Figure 3a shows a middle magnification bright field image; and
Figure 3b shows a HAADF (high-angle annular dark-field) image by STEM for the same sample as
Figure 2. The bright field image clearly shows that the Mg layer consists of columnar grains, which is often observed for a deposited film by sputtering. A quite interesting structure is seen in the HAADF image. In this image, contrasts reflect the difference of elements and a white contrast area is supposed to consist of heavy elements; in this case Pd. We can clearly see a white area at the grain boundary. This means that Pd is distributed at the boundary of the Mg grain. In this structure it seems as if liquid Pd penetrates into the gap of Mg grain. It is curious that such a structure is formed by the subsequent deposition of Pd after Mg deposition.
Figure 3.
(a) Bright field image; and (b) HAADF image of as-deposited Pd capped Mg thin film observed by STEM.
The distribution of Pd in the film is confirmed by EDX measurements.
Figure 4 shows Mg and Pd distributions in the film determined by EDX using scanning electron probe of STEM for the same sample. The Pd distribution picture indicates that Pd exists at the boundary of Mg grains in the film.
These analyses show that Mg grain is surrounded by Pd in the film. This structure is extremely promising from the view point of hydrogen loading to an Mg layer, because Pd absorbs hydrogen like a sponge very quickly. So hydrogen is effectively loaded through Pd deep into the film, resulting in speedy hydrogenation as shown in
Figure 1.
For the formation of this structure, Pd should be deposited immediately after Mg deposition. If the surface of Mg layer is oxidized, the hydrogenation speed of Pd/Mg thin film is reduced. This may be because Pd invasion of Mg grain is suppressed.
Figure 4.
EDX mapping of as-deposited Pd capped Mg thin film for Mg and Pd distributions.

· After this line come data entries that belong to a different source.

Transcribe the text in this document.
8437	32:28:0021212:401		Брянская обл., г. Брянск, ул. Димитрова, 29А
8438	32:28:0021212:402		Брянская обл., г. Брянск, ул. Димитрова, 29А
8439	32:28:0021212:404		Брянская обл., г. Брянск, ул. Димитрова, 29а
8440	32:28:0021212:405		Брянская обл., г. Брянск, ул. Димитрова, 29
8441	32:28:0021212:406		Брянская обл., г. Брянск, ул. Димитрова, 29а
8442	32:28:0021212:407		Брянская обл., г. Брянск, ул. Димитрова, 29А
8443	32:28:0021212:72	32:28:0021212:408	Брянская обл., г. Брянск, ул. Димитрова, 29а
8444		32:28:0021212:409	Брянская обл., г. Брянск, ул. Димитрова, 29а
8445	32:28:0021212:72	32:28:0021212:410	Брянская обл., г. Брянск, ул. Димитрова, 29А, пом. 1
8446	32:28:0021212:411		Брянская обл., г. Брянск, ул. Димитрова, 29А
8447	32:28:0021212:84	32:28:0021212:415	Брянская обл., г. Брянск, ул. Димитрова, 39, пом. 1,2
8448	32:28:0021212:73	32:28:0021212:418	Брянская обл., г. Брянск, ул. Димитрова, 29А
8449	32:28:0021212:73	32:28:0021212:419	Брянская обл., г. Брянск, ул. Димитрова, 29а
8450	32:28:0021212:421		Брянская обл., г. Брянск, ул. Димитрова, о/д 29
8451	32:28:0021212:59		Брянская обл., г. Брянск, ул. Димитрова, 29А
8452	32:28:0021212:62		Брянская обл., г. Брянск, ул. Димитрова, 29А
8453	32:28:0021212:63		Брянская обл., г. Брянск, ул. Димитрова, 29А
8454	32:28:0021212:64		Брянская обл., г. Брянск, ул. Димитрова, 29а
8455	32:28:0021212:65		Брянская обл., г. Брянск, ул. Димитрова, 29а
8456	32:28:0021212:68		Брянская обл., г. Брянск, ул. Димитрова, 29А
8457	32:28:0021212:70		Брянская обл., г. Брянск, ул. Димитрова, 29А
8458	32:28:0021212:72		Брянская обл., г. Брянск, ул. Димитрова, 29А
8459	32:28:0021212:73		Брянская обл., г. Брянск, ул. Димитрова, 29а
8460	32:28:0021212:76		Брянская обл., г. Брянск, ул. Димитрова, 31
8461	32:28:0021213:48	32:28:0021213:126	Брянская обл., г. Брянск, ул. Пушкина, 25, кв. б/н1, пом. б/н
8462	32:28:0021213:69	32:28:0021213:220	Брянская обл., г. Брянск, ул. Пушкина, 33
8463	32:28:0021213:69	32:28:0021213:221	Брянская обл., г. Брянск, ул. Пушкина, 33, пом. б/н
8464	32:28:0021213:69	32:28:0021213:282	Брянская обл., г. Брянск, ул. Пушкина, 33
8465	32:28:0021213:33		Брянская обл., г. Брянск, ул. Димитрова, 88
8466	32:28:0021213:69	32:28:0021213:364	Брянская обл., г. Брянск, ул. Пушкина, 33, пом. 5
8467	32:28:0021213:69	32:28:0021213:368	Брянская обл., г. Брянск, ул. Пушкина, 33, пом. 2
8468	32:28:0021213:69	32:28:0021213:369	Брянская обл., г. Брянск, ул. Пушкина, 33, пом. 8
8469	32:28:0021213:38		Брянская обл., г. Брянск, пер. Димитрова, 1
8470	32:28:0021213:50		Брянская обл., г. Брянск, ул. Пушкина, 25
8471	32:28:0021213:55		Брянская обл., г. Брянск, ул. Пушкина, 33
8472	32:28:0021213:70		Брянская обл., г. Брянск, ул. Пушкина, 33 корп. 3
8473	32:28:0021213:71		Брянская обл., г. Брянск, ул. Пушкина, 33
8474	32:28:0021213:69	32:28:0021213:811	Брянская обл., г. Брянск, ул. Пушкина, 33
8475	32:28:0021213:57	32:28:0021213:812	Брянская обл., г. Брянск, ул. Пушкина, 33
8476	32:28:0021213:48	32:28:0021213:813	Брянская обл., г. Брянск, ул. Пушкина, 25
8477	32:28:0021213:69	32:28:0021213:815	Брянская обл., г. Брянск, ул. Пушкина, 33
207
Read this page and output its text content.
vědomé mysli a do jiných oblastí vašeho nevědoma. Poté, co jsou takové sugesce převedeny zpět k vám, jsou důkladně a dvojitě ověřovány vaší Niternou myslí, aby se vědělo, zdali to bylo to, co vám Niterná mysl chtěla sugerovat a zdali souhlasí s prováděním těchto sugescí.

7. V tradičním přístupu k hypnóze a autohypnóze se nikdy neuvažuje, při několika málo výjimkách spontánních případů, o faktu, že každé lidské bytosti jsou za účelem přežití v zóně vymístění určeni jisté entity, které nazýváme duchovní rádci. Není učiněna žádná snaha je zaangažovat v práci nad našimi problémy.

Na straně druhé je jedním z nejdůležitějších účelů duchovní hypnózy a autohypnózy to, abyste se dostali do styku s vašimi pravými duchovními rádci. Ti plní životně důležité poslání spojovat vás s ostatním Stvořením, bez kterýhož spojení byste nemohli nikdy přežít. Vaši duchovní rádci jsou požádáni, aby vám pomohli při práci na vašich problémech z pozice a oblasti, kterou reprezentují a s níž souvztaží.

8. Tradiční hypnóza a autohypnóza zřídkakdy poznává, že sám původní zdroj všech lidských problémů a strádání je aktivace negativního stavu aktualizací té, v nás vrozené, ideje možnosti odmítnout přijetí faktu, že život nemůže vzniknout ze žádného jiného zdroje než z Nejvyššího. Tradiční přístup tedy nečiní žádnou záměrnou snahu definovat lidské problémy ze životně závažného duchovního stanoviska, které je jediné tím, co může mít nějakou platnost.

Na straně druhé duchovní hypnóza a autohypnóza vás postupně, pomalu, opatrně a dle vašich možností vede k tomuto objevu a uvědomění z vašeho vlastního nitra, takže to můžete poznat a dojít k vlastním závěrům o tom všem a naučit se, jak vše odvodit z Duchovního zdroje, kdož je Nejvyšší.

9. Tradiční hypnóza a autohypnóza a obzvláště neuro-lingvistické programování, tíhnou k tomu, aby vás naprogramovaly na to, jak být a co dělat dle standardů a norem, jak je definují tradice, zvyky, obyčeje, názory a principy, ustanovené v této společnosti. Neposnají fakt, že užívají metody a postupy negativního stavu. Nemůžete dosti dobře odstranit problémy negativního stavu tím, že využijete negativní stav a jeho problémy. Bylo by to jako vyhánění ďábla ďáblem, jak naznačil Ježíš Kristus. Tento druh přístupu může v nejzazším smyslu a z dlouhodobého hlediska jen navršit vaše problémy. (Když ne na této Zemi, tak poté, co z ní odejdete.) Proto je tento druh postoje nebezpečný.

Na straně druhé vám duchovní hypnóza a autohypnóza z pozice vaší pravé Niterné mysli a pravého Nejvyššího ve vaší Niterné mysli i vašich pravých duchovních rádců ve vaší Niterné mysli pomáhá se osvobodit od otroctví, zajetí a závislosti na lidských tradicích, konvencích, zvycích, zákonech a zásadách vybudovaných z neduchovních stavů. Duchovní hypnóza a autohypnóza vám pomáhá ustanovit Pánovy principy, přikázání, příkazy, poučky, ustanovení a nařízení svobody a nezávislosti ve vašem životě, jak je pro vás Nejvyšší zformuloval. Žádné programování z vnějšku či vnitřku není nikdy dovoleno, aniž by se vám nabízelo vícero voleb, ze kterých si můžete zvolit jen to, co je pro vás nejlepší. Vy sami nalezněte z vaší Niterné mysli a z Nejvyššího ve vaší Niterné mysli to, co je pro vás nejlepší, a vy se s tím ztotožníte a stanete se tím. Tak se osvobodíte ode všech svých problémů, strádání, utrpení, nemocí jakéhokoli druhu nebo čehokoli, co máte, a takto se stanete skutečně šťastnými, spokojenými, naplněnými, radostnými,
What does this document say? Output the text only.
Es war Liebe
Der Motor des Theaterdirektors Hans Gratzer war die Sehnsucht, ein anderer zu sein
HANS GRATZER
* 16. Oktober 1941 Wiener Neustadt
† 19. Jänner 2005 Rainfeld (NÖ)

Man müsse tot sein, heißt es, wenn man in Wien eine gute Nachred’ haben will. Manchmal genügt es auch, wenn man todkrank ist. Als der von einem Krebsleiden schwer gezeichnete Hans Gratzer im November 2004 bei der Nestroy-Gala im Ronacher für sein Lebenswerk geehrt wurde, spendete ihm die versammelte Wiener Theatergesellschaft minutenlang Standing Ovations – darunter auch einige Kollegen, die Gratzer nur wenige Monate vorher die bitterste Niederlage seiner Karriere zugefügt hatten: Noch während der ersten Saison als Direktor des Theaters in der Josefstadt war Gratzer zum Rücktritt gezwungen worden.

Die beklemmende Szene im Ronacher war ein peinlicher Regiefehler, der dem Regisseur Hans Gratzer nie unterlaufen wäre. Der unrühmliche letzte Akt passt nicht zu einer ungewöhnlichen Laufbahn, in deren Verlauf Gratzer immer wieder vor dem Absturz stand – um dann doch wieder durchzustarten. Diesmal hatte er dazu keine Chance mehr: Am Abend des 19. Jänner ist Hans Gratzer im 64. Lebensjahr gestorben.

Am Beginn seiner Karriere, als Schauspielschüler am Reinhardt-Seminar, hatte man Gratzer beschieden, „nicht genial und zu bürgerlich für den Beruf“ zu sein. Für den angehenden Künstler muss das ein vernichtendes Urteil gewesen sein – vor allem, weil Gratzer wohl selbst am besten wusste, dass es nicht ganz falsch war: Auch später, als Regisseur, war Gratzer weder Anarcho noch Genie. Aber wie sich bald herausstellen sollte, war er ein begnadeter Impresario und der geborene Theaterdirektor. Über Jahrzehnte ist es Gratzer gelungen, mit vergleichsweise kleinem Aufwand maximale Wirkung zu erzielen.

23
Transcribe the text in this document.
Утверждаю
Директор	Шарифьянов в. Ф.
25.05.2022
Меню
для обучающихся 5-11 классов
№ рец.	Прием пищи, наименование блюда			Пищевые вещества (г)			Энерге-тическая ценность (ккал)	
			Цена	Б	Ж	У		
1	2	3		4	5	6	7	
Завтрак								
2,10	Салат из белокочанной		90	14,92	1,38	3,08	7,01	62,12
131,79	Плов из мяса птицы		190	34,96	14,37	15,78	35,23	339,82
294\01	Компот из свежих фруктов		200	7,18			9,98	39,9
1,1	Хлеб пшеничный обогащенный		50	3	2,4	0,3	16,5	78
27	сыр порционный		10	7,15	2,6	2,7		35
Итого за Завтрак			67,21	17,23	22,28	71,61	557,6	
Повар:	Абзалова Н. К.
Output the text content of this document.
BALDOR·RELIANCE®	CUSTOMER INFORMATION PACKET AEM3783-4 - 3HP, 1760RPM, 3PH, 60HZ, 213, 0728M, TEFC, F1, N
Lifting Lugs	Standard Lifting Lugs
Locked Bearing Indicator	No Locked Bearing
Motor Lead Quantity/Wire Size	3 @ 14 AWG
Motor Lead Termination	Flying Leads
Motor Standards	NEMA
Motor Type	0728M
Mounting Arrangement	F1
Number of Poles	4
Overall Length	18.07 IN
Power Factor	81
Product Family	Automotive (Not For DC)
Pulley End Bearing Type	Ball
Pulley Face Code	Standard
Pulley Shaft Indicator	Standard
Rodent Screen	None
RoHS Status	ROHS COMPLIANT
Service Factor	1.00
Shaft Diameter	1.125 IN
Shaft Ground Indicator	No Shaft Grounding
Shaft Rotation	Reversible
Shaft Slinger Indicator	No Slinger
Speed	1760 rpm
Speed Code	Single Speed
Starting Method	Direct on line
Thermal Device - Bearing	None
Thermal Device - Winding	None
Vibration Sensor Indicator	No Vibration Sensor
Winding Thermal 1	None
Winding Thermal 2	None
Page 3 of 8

Although the formation mechanism of the structure is not yet understood and more intense study is necessary, this anomalous structure is very interesting both from the view point of basic science and practical applications.
3. Experimental Section
Pd capped Mg thin films were deposited by DC magnetron sputtering with metal Mg and Pd targets. The detail of the preparation has been described in a previous paper [
4]. Using a loadlock system, the base pressure of the deposition chamber was kept below 2 × 10
−5 Pa. After evacuation, Mg thin films were deposited on a glass or Si substrate, followed by a Pd deposition. This Pd cap layer is necessary for enhancement of the hydrogen uptake kinetics and protection of the Mg layer [
7].
After removal from the chamber, deposited films were exposed to 0.1 MPa 4% H2 gas diluted by Ar. The transmittance change was monitored by using a diode laser (λ = 670 nm) and a Si photodiode. The cross-sectional observation of prepared thin film was done by using 200 kV TEM (Topcon EM-002BF with STEM unit). Prior to TEM observation, the coated films are glued and sliced. After being grounded by a dimpler, the specimen was ion beam thinned to electron transparency.